Joseph Rushton Wakeling joseph.wakeling at webdrake.net
Sun Dec 15 04:29:36 PST 2013


On 15/12/13 12:40, "Ola Fosheim Grøstad" 
<ola.fosheim.grostad+dlang at gmail.com>"@puremagic.com wrote:
> If I write an engine in D and then want to port it to iOS…

Again, better I think to create first-class iOS support in D itself.  The 
alternative you suggest really feels like sticking one's feet in the flames to 
get out of having to do a firewalk ... :-)

> Actually, my arguments are not philosophical.

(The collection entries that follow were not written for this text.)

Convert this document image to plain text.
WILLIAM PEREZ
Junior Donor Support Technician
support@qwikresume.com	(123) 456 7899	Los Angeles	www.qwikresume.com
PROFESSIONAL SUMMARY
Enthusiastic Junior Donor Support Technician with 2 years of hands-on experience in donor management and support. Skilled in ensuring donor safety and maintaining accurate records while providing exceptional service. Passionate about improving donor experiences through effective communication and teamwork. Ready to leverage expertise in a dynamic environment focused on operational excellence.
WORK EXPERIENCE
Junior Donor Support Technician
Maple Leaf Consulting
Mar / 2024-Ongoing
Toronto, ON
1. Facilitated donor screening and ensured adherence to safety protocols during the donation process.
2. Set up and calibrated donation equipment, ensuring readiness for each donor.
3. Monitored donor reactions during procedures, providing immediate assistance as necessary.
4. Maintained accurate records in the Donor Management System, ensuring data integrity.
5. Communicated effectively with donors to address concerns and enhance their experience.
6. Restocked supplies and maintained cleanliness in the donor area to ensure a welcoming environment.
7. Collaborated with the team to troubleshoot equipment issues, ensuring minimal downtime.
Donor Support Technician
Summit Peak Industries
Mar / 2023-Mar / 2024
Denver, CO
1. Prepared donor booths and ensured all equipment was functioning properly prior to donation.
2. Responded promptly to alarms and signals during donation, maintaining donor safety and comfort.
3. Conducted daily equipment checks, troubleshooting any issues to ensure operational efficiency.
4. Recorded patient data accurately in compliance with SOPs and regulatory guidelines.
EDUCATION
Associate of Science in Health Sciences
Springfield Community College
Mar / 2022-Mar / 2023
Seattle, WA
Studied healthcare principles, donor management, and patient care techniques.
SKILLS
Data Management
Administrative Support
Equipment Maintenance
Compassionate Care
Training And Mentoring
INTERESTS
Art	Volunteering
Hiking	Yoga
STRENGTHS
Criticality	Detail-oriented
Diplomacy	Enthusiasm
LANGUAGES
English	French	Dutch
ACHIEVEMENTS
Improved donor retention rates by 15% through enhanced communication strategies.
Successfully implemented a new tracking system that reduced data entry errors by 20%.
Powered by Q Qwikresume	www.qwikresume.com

They are pragmatic.

I was thinking more of your remarks about the semantics/syntax of templates 
here, although I concede that there is a practical side to that as well.  I 
agree that e.g. your concerns over real-time control and the GC are pragmatic, 
but that's only one use-case.  If that's the use-case that matters to you, then 
fair enough.

> D is not high level enough to be high level and not low level enough to give
> sufficient low level control.

I don't think that your remarks about the low-level side really stand up to 
scrutiny.  You can go as low as you like, but admittedly this may currently 
involve having to avoid much of the existing library functionality.

> Well, if it did support transactional memory and was more clearly dedicated
> towards low-level programming I would use it to have lock free concurrent
> programming in a relatively clean programming language.

If that's the use-case you're looking for, fair enough.  What I was concerned 
with was whether you were overlooking other use-cases that might potentially 
benefit you, because while looking at D through the prism of "C++ replacement" 
is valid, it misses a whole load of other things one can do with the language.